Sanki inşaat malzemesinden çalmayı, rüşvetle iş yapmayı, ahbap çavuş ilişkisi ile işleri yürütmeyi İslam emrediyormuş gibi deprem üzerinden İslam’a saldıran din düşmanlarının düşmanlıları da unutulmadı.  

Depremden sonra başta gıda ve temizlik ürünleri olmak üzere insanların ihtiyaç duyduğu ürünlere zam yapma yarışına girişen marketler, işyerleri ve toptancılar da unutulmadı.  

Üç kuruşluk dünya menfaati için insanların hayatını hiçe sayan ve onun içinde her türlü kazanç yolunu meşru gören hırsız müteahhitler, yapı denetim firmaları ve bunlara bu imkânı sağlayan yönetimlerin kötülükleri unutulmadığı gibi işi hakkıyla yapan, dürüst çalışan, helalden kazanmaya önem veren mühendis ve müteahhitlerin de iyilikleri unutulmadı.

 6 Şubat depremi, sahip olduğumuz nimetlerin hiçbirinin bizin kontrolümüzde olmadığını, yıllardır biriktirdiğimiz altın, para ve evlerimizin bir dakika içerisinde elimizden kayıp gidebileceğini bizlere hatırlattı. Dünyada sahip olunan şeylerin bir an içinde kaybolabileceğini bizlere gösterdi.
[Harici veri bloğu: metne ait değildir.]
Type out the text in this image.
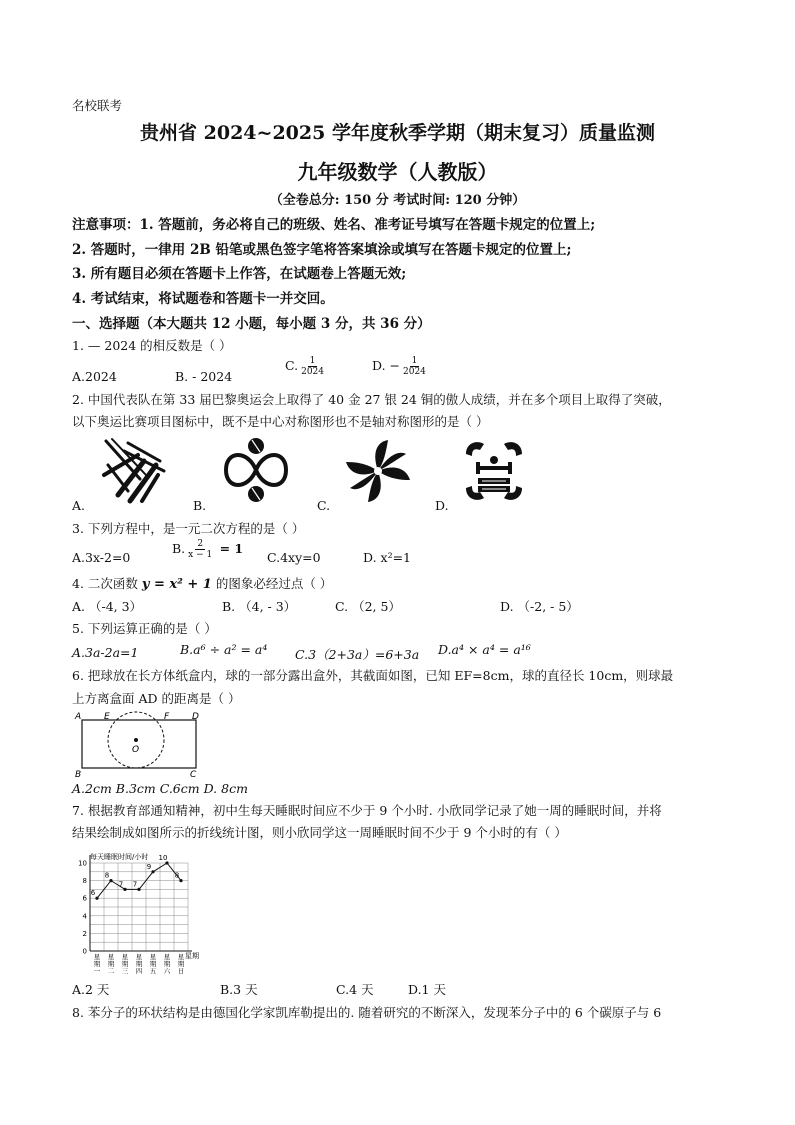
名校联考
贵州省 2024~2025 学年度秋季学期（期末复习）质量监测
九年级数学（人教版）
（全卷总分: 150 分 考试时间: 120 分钟）
注意事项：1. 答题前，务必将自己的班级、姓名、准考证号填写在答题卡规定的位置上;
2. 答题时，一律用 2B 铅笔或黑色签字笔将答案填涂或填写在答题卡规定的位置上;
3. 所有题目必须在答题卡上作答，在试题卷上答题无效;
4. 考试结束，将试题卷和答题卡一并交回。
一、选择题（本大题共 12 小题，每小题 3 分，共 36 分）
1. — 2024 的相反数是（ ）
A.2024	B. - 2024
C. $\frac{1}{2024}$	D. − $\frac{1}{2024}$
2. 中国代表队在第 33 届巴黎奥运会上取得了 40 金 27 银 24 铜的傲人成绩，并在多个项目上取得了突破，
以下奥运比赛项目图标中，既不是中心对称图形也不是轴对称图形的是（ ）
A.	B.	C.	D.
3. 下列方程中，是一元二次方程的是（ ）
A.3x-2=0
B. $\frac{2}{x - 1} = 1$
C.4xy=0	D. x²=1
4. 二次函数 y = x² + 1 的图象必经过点（ ）
A. （-4, 3）	B. （4, - 3）	C. （2, 5）	D. （-2, - 5）
5. 下列运算正确的是（ ）
A.3a-2a=1	B.a⁶ ÷ a² = a⁴ C.3（2+3a）=6+3a D.a⁴ × a⁴ = a¹⁶
6. 把球放在长方体纸盒内，球的一部分露出盒外，其截面如图，已知 EF=8cm，球的直径长 10cm，则球最
上方离盒面 AD 的距离是（ ）
A	E	F	D
O
B	C
A.2cm B.3cm C.6cm D. 8cm
7. 根据教育部通知精神，初中生每天睡眠时间应不少于 9 个小时. 小欣同学记录了她一周的睡眠时间，并将
结果绘制成如图所示的折线统计图，则小欣同学这一周睡眠时间不少于 9 个小时的有（ ）
每天睡眠时间/小时
星期
0
2
4
6
8
10
星期一
星期二
星期三
星期四
星期五
星期六
星期日
6
8
7 7
9
10
8
A.2 天	B.3 天	C.4 天	D.1 天
8. 苯分子的环状结构是由德国化学家凯库勒提出的. 随着研究的不断深入，发现苯分子中的 6 个碳原子与 6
Gerçek kazancın ahiret kazancı olduğunu bizlere öğretti. Yaşanan bu hadislerden gerekli dersleri çıkarabilmeyi onun gereklerini yerine getirebilmeyi bizlere telkin etti. Akıllı kimsenin bu yaşanan şeylerden gerekli dersleri çıkarabilen kimseler olduğunu yoksa üç gün bu duyguları yaşayıp dördüncü gün unutarak eskiye dönen kimseler olmadığını öğretti.